Posiblemente hayas oído alguna vez la expresión “tener baja tolerancia a la frustración”. O sino, si te suena demasiado técnico, quizá hayas escuchado a alguien decir de otro: “esta persona no aguanta nada”, “no soporta el más mínimo contratiempo”, o “se ahoga en un vaso de agua”
La frustración no es más que aquel estado emocional que aparece en el individuo cuando ve bloqueada la consecución de un objetivo o meta. Por ejemplo, cualquiera de nosotros puede frustrarse cuando pasamos toda la tarde buscando en casa un papel importante y no lo encontramos, cuando por más que tratamos de reparar un aparato no lo conseguimos o cuando vamos con toda la ilusión del mundo a comprarnos algo y la tienda está cerrada.
Para muchas personas, situaciones como las anteriores no han de suponer un excesivo problema, pues pronto canalizan su frustración hacia otros objetivos y terminan por olvidarse del asunto. Sin embargo, hay otras en las que dicho estado emocional resulta difícil de aliviar, llegando incluso a desembocar en conductas agresivas. Veamos en qué condiciones sucede esto.

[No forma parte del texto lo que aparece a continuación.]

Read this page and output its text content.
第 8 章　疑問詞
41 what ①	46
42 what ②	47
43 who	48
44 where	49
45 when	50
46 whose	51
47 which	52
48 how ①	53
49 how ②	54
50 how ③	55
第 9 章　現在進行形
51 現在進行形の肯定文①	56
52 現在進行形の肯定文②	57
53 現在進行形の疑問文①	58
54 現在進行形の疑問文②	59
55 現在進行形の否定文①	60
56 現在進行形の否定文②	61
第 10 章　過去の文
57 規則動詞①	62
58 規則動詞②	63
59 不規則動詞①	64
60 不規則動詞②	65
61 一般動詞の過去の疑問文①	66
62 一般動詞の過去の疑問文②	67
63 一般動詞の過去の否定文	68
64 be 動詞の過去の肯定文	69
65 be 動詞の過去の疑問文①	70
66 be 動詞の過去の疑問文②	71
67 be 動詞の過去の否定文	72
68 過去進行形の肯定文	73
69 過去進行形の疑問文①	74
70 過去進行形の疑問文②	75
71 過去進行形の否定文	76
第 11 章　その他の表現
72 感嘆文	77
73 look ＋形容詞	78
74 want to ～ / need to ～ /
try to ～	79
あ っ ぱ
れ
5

Según la teoría de la frustración-agresión, cualquier impedimento que surja en relación con la consecución de una meta, conllevará inexorablemente a un estado de agresividad manifiesto, de forma que una agresión siempre estaría precedida por un estado de frustración. Dicha agresividad podrá ser autodirigida (provocarse lesiones, darse golpes…) o bien dirigida hacia los otros (insultar, golpear, empujar…).

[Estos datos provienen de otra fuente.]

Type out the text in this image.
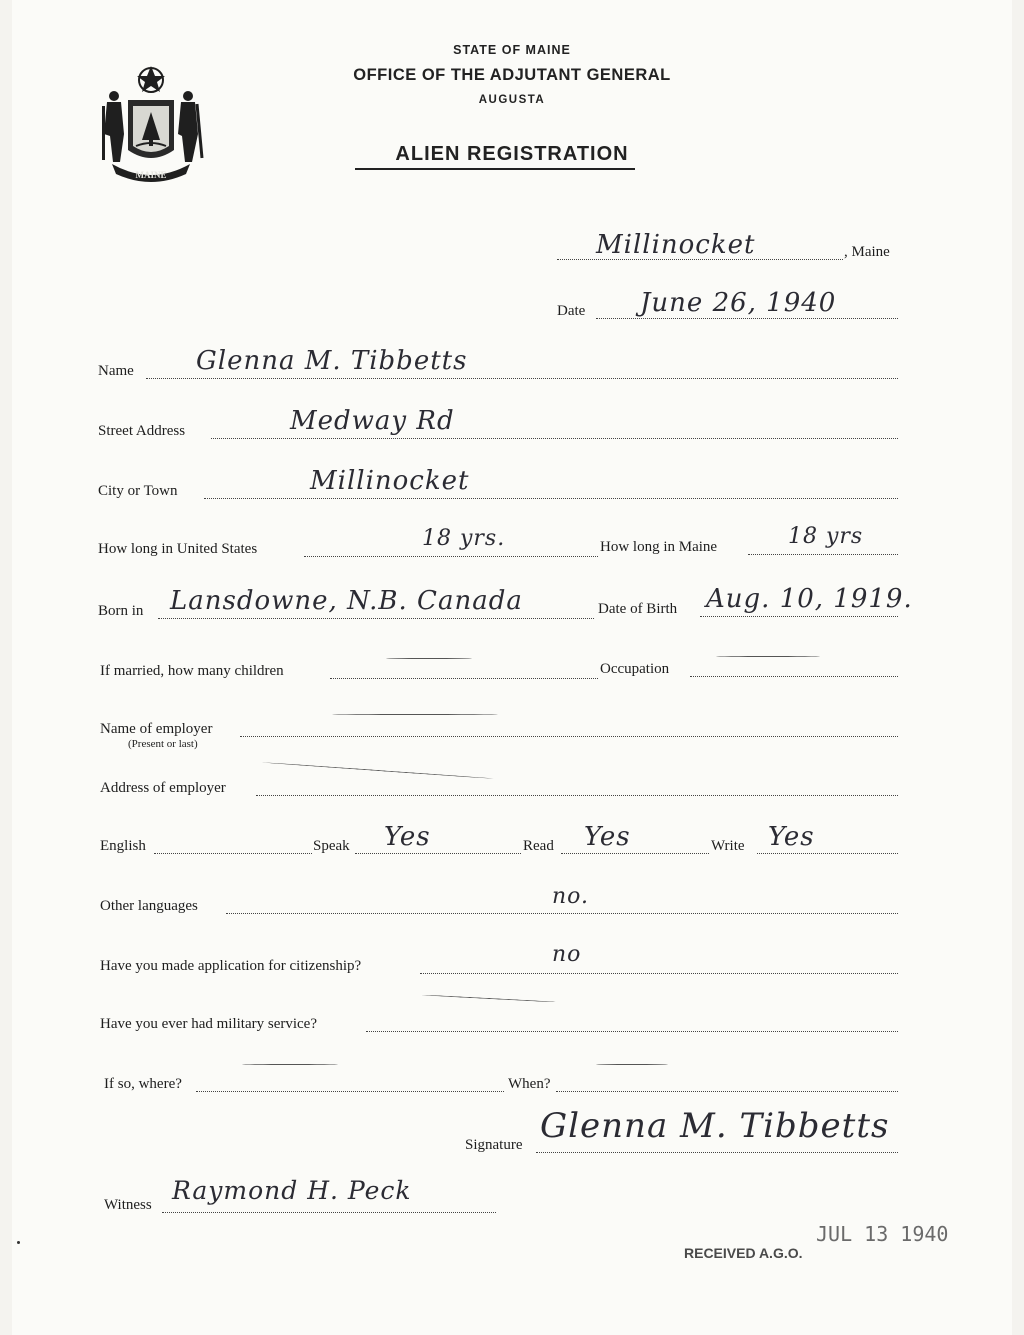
STATE OF MAINE
OFFICE OF THE ADJUTANT GENERAL
AUGUSTA
ALIEN REGISTRATION
MAINE
Millinocket	, Maine
Date June 26, 1940
Name Glenna M. Tibbetts
Street Address	Medway Rd
City or Town	Millinocket
How long in United States	18 yrs.	How long in Maine	18 yrs
Born in Lansdowne, N.B. Canada	Date of Birth Aug. 10, 1919.
If married, how many children	Occupation
Name of employer
(Present or last)
Address of employer
English	Speak Yes	Read Yes	Write Yes
Other languages	no.
Have you made application for citizenship?	no
Have you ever had military service?
If so, where?	When?
Signature Glenna M. Tibbetts
Witness Raymond H. Peck
RECEIVED A.G.O.
JUL 13 1940
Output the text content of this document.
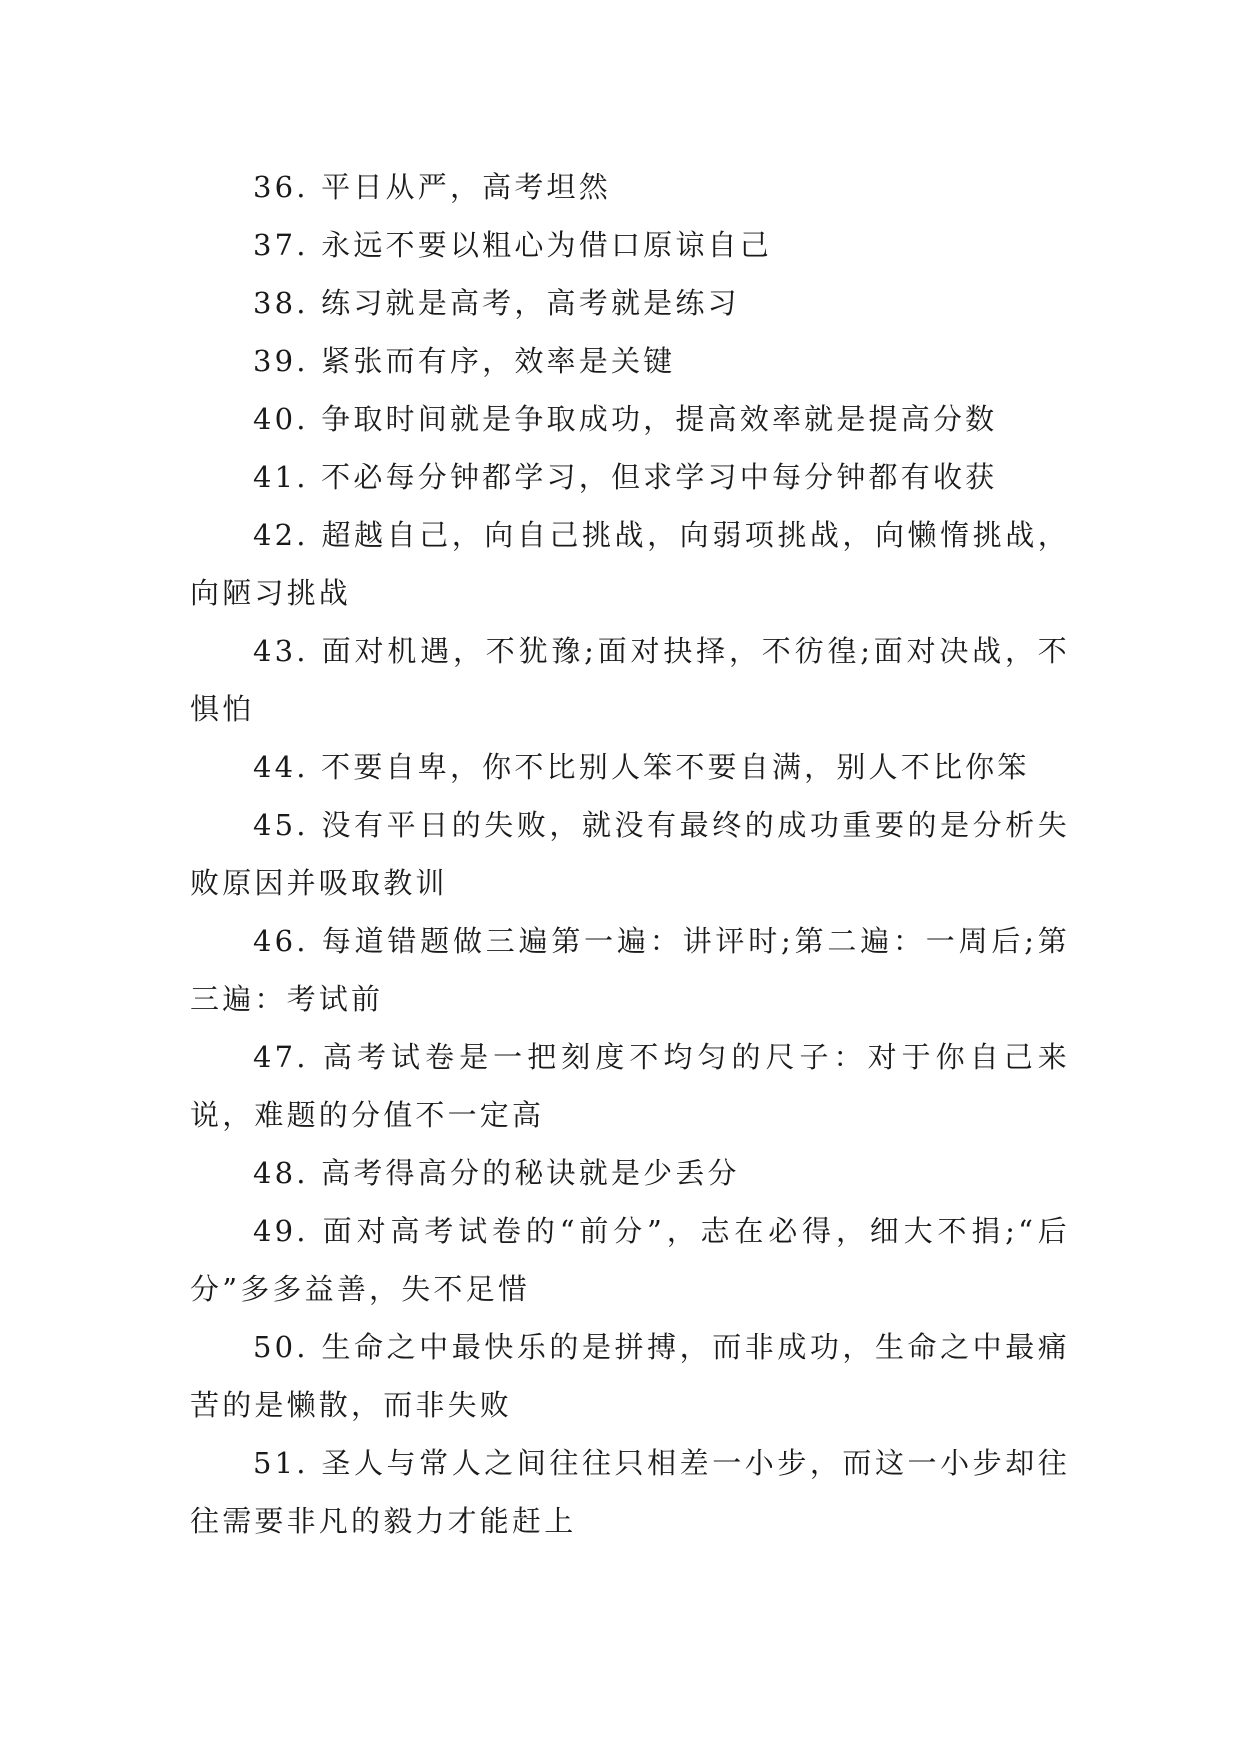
36. 平日从严，高考坦然

37. 永远不要以粗心为借口原谅自己

38. 练习就是高考，高考就是练习

39. 紧张而有序，效率是关键

40. 争取时间就是争取成功，提高效率就是提高分数

41. 不必每分钟都学习，但求学习中每分钟都有收获

42. 超越自己，向自己挑战，向弱项挑战，向懒惰挑战，向陋习挑战

43. 面对机遇，不犹豫;面对抉择，不彷徨;面对决战，不惧怕

44. 不要自卑，你不比别人笨不要自满，别人不比你笨

45. 没有平日的失败，就没有最终的成功重要的是分析失败原因并吸取教训

46. 每道错题做三遍第一遍：讲评时;第二遍：一周后;第三遍：考试前

47. 高考试卷是一把刻度不均匀的尺子：对于你自己来说，难题的分值不一定高

48. 高考得高分的秘诀就是少丢分

49. 面对高考试卷的“前分”，志在必得，细大不捐;“后分”多多益善，失不足惜

50. 生命之中最快乐的是拼搏，而非成功，生命之中最痛苦的是懒散，而非失败

51. 圣人与常人之间往往只相差一小步，而这一小步却往往需要非凡的毅力才能赶上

Aunque esta explicación gozó en sus inicios de una amplia aceptación, no explicaba por qué había ocasiones en las que la agresividad no seguía a un estado de frustración (por ejemplo, matones a sueldo, guerras, etc) ni tampoco por qué muchas veces la frustración no termina en agresión.
Para solucionar el problema, se planteó otra alternativa. Parece ser que cuando nos sentimos frustrados, se produce en nuestro organismo un estado de activación emocional llamado ira u hostilidad. Al suceder esto, digamos que de algún modo nos preparamos para emitir una respuesta agresiva, aunque esta no tiene por qué ocurrir. Así, estaríamos hablando de tres fases en la respuesta agresiva: acontecimiento desencadenante – ira/hostilidad – agresión. Si somos capaces de detener la cadena en el segundo eslabón, no tenemos por qué hacernos o hacerle daño a nadie.

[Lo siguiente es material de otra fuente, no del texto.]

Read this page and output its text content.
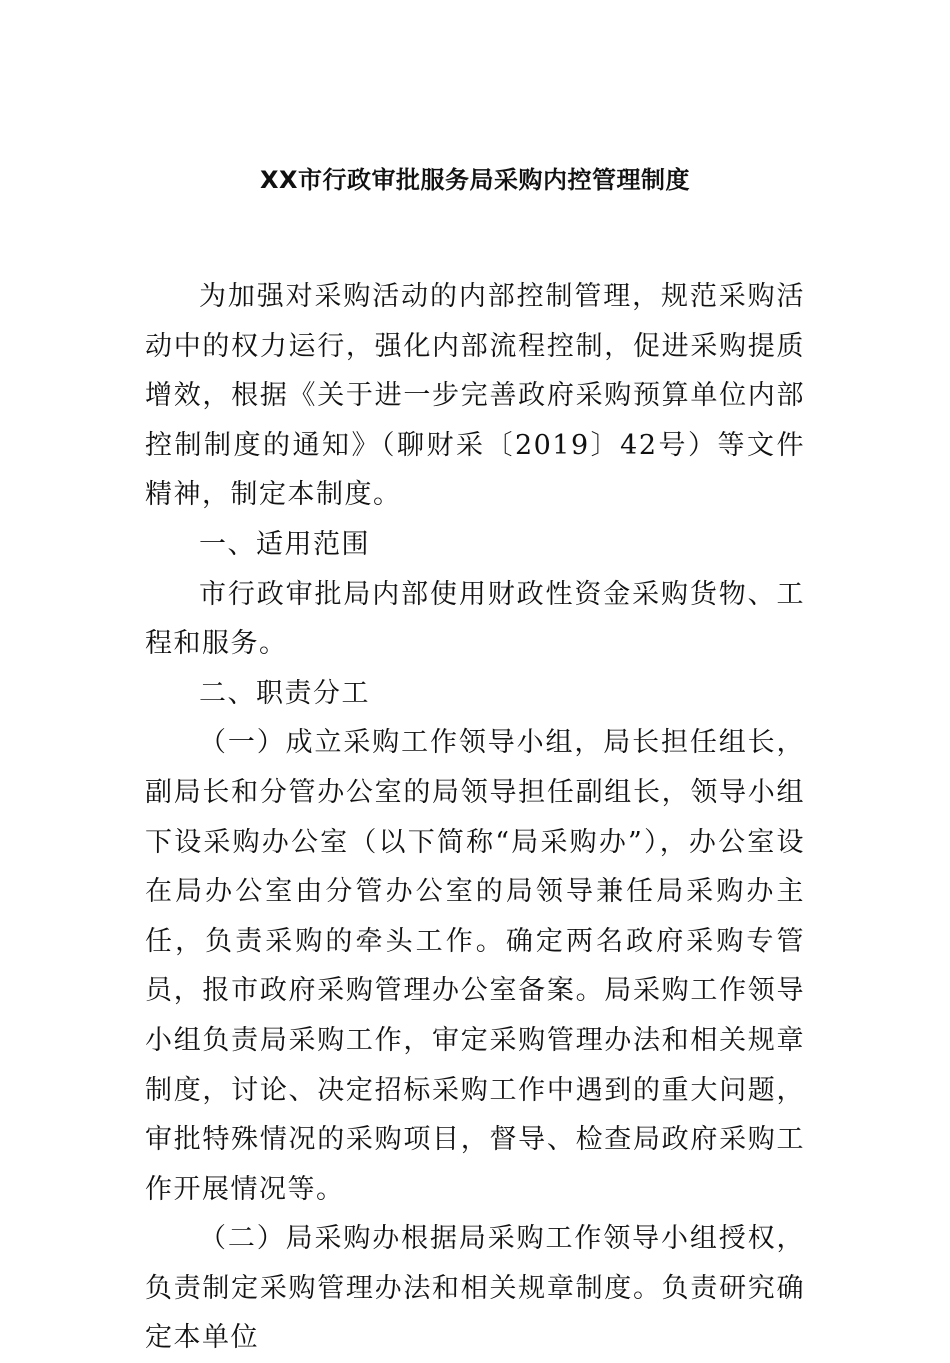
XX市行政审批服务局采购内控管理制度

为加强对采购活动的内部控制管理，规范采购活动中的权力运行，强化内部流程控制，促进采购提质增效，根据《关于进一步完善政府采购预算单位内部控制制度的通知》（聊财采〔2019〕42号）等文件精神，制定本制度。

一、适用范围

市行政审批局内部使用财政性资金采购货物、工程和服务。

二、职责分工

（一）成立采购工作领导小组，局长担任组长，副局长和分管办公室的局领导担任副组长，领导小组下设采购办公室（以下简称“局采购办”），办公室设在局办公室由分管办公室的局领导兼任局采购办主任，负责采购的牵头工作。确定两名政府采购专管员，报市政府采购管理办公室备案。局采购工作领导小组负责局采购工作，审定采购管理办法和相关规章制度，讨论、决定招标采购工作中遇到的重大问题，审批特殊情况的采购项目，督导、检查局政府采购工作开展情况等。

（二）局采购办根据局采购工作领导小组授权，负责制定采购管理办法和相关规章制度。负责研究确定本单位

Sin embargo, hay que tener en cuenta un aspecto. El hecho de estar sometidos continuamente a estados de ira u hostilidad, se ha relacionado con enfermedades cardiovasculares e incluso con el cáncer. De hecho, varios estudios apuntan a que es precisamente esa represión de la ira la que podría desencadenar a largo plazo en problemas tumorales.
Entonces nos preguntamos: ¿es mejor agredir? La respuesta no está clara. Parece ser que lo más apropiado es expresar nuestro malestar de la forma más relajada y asertiva posible, sin tratar de tragarnos nuestro enfado; aunque sin duda lo más interesante sería tratar de llegar lo menos posible a ese estado de hostilidad, utilizando estrategias cognitivas que nos permitan aceptar que las cosas no siempre saldrán como uno quiere.